I have these 10 numeric vectors. For simplicity, each containing 5 elements
a <- c(1,2,3,4,5)
b <- c(1,2,3,4,6)
c <- c(1,2,3,4,6)
d <- c(1,2,3,4,6)
e <- c(6,2,9,7,3)
f <- c(7,3,5,7,6)
g <- c(7,9,3,4,0)
h <- c(4,6,4,6,9)
i <- c(8,8,5,3,8)
j <- c(2,1,1,2,3)
I want to find 3 most related/similar vectors. It must be vector b, c, d.
Additionally, I also hoping to get another vectors composition besides the "most related" one (b, c, d). In this case, could be: (a, b, c)
, (a, b, d)
, (a, c, d )
.
The level of relation/similarity itself should have score
so I can find the most similar, second most similar etc.
Expected output is like this, more or less
similarity_rank vectors similarity_score (example)
1 b, c, d 0.99
2 a, b, c 0.8
etc.
My trial so far: I'm using pairwise correlation. It can find the relation between vectors but only 2 vectors. I want to get "similarity score" for those 3 vector (or for general purpose, n vectors)
Rules:
- n: Number of desired vectors
- N: Number of all vectors
- N > n
- All vectors are numeric
Question: What is the best method to do that? (R code will be amazing, R Package will be great, or only the method name is enough so I can learn about it)
CodePudding user response:
Put each vector as columns in a matrix, then calculate the cosine similarity of each column pair using crossprod
as in this answer.
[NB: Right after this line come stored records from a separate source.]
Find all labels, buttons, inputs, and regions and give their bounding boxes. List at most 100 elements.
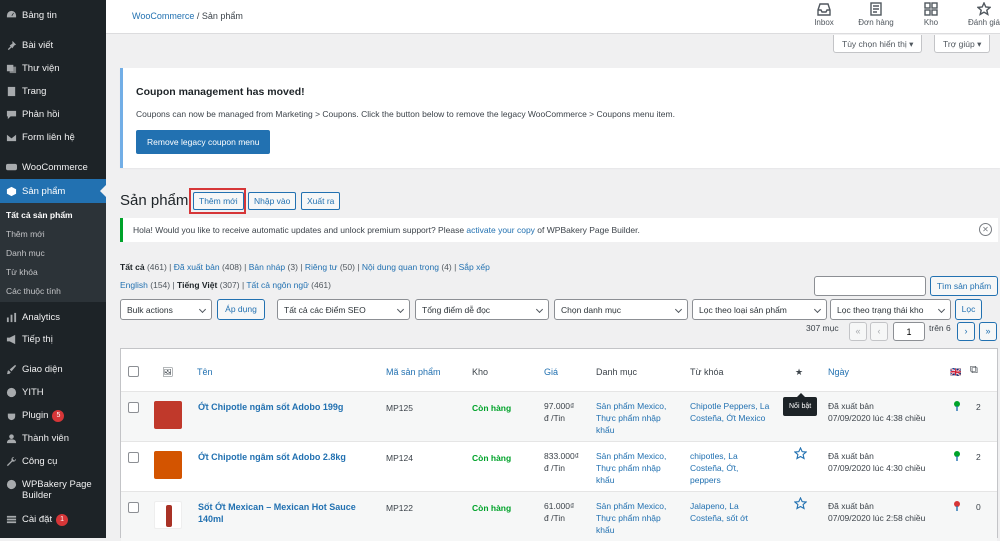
sidebar-item-settings[interactable]: Cài đặt 1 xyxy=(0,514,106,526)
sidebar-item-plugins[interactable]: Plugin 5 xyxy=(0,410,106,422)
view-cornerstone[interactable]: Nội dung quan trọng xyxy=(362,262,439,272)
sidebar-item-contact-form[interactable]: Form liên hệ xyxy=(0,132,106,143)
product-thumbnail[interactable] xyxy=(154,451,182,479)
featured-star-icon[interactable] xyxy=(794,447,807,460)
sidebar-item-users[interactable]: Thành viên xyxy=(0,433,106,444)
search-input[interactable] xyxy=(814,276,926,296)
remove-legacy-coupon-button[interactable]: Remove legacy coupon menu xyxy=(136,130,271,154)
product-tags[interactable]: Chipotle Peppers, La Costeña, Ớt Mexico xyxy=(690,400,769,424)
view-sort[interactable]: Sắp xếp xyxy=(459,262,490,272)
column-date[interactable]: Ngày xyxy=(828,367,849,377)
inbox-button[interactable]: Inbox xyxy=(804,2,844,27)
stock-status: Còn hàng xyxy=(472,503,512,513)
submenu-add-new[interactable]: Thêm mới xyxy=(6,229,45,239)
column-price[interactable]: Giá xyxy=(544,367,558,377)
translation-pin-icon[interactable] xyxy=(953,401,961,411)
sidebar-item-label: Trang xyxy=(22,86,47,97)
translation-pin-icon[interactable] xyxy=(953,501,961,511)
product-tags[interactable]: chipotles, La Costeña, Ớt, peppers xyxy=(690,450,738,486)
sidebar-item-pages[interactable]: Trang xyxy=(0,86,106,97)
import-button[interactable]: Nhập vào xyxy=(248,192,297,210)
sidebar-item-label: WPBakery Page Builder xyxy=(22,479,92,501)
submenu-attributes[interactable]: Các thuộc tính xyxy=(6,286,61,296)
export-button[interactable]: Xuất ra xyxy=(301,192,341,210)
wpbakery-notice-text-end: of WPBakery Page Builder. xyxy=(534,225,640,235)
first-page-button[interactable]: « xyxy=(849,322,867,341)
sidebar-item-marketing[interactable]: Tiếp thị xyxy=(0,334,106,345)
current-page-input[interactable] xyxy=(893,322,925,341)
last-page-button[interactable]: » xyxy=(979,322,997,341)
sidebar-item-dashboard[interactable]: Bảng tin xyxy=(0,10,106,21)
lang-vietnamese[interactable]: Tiếng Việt xyxy=(177,280,217,290)
sidebar-item-analytics[interactable]: Analytics xyxy=(0,312,106,323)
view-private[interactable]: Riêng tư xyxy=(305,262,338,272)
sidebar-item-wpbakery[interactable]: WPBakery Page Builder xyxy=(0,479,104,501)
product-categories[interactable]: Sản phẩm Mexico, Thực phẩm nhập khẩu xyxy=(596,500,666,536)
view-count: (307) xyxy=(219,280,240,290)
category-select[interactable]: Chọn danh mục xyxy=(554,299,688,320)
product-price: 97.000₫ đ /Tin xyxy=(544,400,574,424)
stock-button[interactable]: Kho xyxy=(911,2,951,27)
row-checkbox[interactable] xyxy=(128,452,139,463)
view-published[interactable]: Đã xuất bản xyxy=(174,262,220,272)
bulk-actions-select[interactable]: Bulk actions xyxy=(120,299,212,320)
star-icon xyxy=(977,2,991,16)
seo-score-select[interactable]: Tất cả các Điểm SEO xyxy=(277,299,410,320)
sidebar-item-tools[interactable]: Công cụ xyxy=(0,456,106,467)
submenu-categories[interactable]: Danh mục xyxy=(6,248,45,258)
sidebar-item-posts[interactable]: Bài viết xyxy=(0,40,106,51)
submenu-all-products[interactable]: Tất cả sản phẩm xyxy=(6,210,73,220)
submenu-tags[interactable]: Từ khóa xyxy=(6,267,38,277)
lang-all[interactable]: Tất cả ngôn ngữ xyxy=(246,280,308,290)
filter-button[interactable]: Lọc xyxy=(955,299,982,320)
dismiss-icon[interactable]: ✕ xyxy=(979,223,992,236)
product-categories[interactable]: Sản phẩm Mexico, Thực phẩm nhập khẩu xyxy=(596,450,666,486)
stock-status-select[interactable]: Lọc theo trạng thái kho xyxy=(830,299,951,320)
column-sku[interactable]: Mã sản phẩm xyxy=(386,367,441,377)
product-type-select[interactable]: Lọc theo loại sản phẩm xyxy=(692,299,827,320)
next-page-button[interactable]: › xyxy=(957,322,975,341)
product-name-link[interactable]: Sốt Ớt Mexican – Mexican Hot Sauce 140ml xyxy=(198,501,356,525)
wrench-icon xyxy=(6,456,17,467)
activate-link[interactable]: activate your copy xyxy=(466,225,535,235)
sidebar-item-woocommerce[interactable]: WooCommerce xyxy=(0,162,106,173)
view-all[interactable]: Tất cả xyxy=(120,262,145,272)
woocommerce-header: WooCommerce / Sản phẩm Inbox Đơn hàng Kh… xyxy=(106,0,1000,34)
product-date: Đã xuất bản 07/09/2020 lúc 4:30 chiều xyxy=(828,450,925,474)
row-checkbox[interactable] xyxy=(128,502,139,513)
select-all-checkbox[interactable] xyxy=(128,366,139,377)
row-checkbox[interactable] xyxy=(128,402,139,413)
sidebar-item-yith[interactable]: YITH xyxy=(0,387,106,398)
product-thumbnail[interactable] xyxy=(154,401,182,429)
apply-button[interactable]: Áp dụng xyxy=(217,299,265,320)
product-categories[interactable]: Sản phẩm Mexico, Thực phẩm nhập khẩu xyxy=(596,400,666,436)
translation-pin-icon[interactable] xyxy=(953,451,961,461)
product-name-link[interactable]: Ớt Chipotle ngâm sốt Adobo 199g xyxy=(198,401,343,413)
view-draft[interactable]: Bản nháp xyxy=(249,262,285,272)
page-icon xyxy=(6,86,17,97)
product-name-link[interactable]: Ớt Chipotle ngâm sốt Adobo 2.8kg xyxy=(198,451,346,463)
price-unit: đ /Tin xyxy=(544,413,565,423)
prev-page-button[interactable]: ‹ xyxy=(870,322,888,341)
search-products-button[interactable]: Tìm sản phẩm xyxy=(930,276,998,296)
mail-icon xyxy=(6,132,17,143)
readability-select[interactable]: Tổng điểm dễ đọc xyxy=(415,299,549,320)
featured-column-icon[interactable]: ★ xyxy=(795,367,803,378)
featured-star-icon[interactable] xyxy=(794,497,807,510)
screen-options-button[interactable]: Tùy chọn hiển thị ▾ xyxy=(833,35,923,53)
breadcrumb-link-woocommerce[interactable]: WooCommerce xyxy=(132,11,194,21)
lang-english[interactable]: English xyxy=(120,280,148,290)
page-title: Sản phẩm xyxy=(120,192,189,209)
orders-button[interactable]: Đơn hàng xyxy=(856,2,896,27)
product-tags[interactable]: Jalapeno, La Costeña, sốt ớt xyxy=(690,500,748,524)
sidebar-item-comments[interactable]: Phản hồi xyxy=(0,109,106,120)
column-tags: Từ khóa xyxy=(690,367,724,377)
product-thumbnail[interactable] xyxy=(154,501,182,529)
help-button[interactable]: Trợ giúp ▾ xyxy=(934,35,991,53)
sidebar-item-appearance[interactable]: Giao diện xyxy=(0,364,106,375)
sidebar-item-media[interactable]: Thư viện xyxy=(0,63,106,74)
add-new-button[interactable]: Thêm mới xyxy=(193,192,244,210)
column-name[interactable]: Tên xyxy=(197,367,213,377)
sidebar-item-products[interactable]: Sản phẩm xyxy=(0,179,106,203)
reviews-button[interactable]: Đánh giá xyxy=(964,2,1000,27)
Then you could find the maximum n
values in each column.
v <- mapply(get, letters[1:10], mode = "numeric")
crossprod(v)/(sqrt(tcrossprod(colSums(v^2))))*(1 - diag(ncol(v)))
#> a b c d e f g h i j
#> a 0.0000000 0.9958592 0.9958592 0.9958592 0.8062730 0.8946692 0.5415304 0.9616223 0.8162174 0.9280323
#> b 0.9958592 0.0000000 1.0000000 1.0000000 0.7636241 0.8736978 0.4943473 0.9592858 0.8106045 0.9318911
#> c 0.9958592 1.0000000 0.0000000 1.0000000 0.7636241 0.8736978 0.4943473 0.9592858 0.8106045 0.9318911
#> d 0.9958592 1.0000000 1.0000000 0.0000000 0.7636241 0.8736978 0.4943473 0.9592858 0.8106045 0.9318911
#> e 0.8062730 0.7636241 0.7636241 0.7636241 0.0000000 0.9226539 0.6904075 0.7748305 0.7656671 0.7887775
#> f 0.8946692 0.8736978 0.8736978 0.8736978 0.9226539 0.0000000 0.7374396 0.9189132 0.8929772 0.9557896
#> g 0.5415304 0.4943473 0.4943473 0.4943473 0.6904075 0.7374396 0.0000000 0.6968355 0.8281550 0.6265219
#> h 0.9616223 0.9592858 0.9592858 0.9592858 0.7748305 0.9189132 0.6968355 0.0000000 0.9292092 0.9614179
#> i 0.8162174 0.8106045 0.8106045 0.8106045 0.7656671 0.8929772 0.8281550 0.9292092 0.0000000 0.9003699
#> j 0.9280323 0.9318911 0.9318911 0.9318911 0.7887775 0.9557896 0.6265219 0.9614179 0.9003699 0.0000000
CodePudding user response:
As you told that you can find the correlation between 2 vectors. You can store the result of correlation of every pair of your input numeric vector. It will be operation of O(n^2). Now you have score of every pair so you can create every set of three vectors and can check average of all three pairs of every set and can output the result according to that. For eg:- take set (a, b, c) you have three possible pairs here (a, b), (a, c) and (b, c). use the correlation score of pairs and take a average and store them in output in ascending order. That will be your result.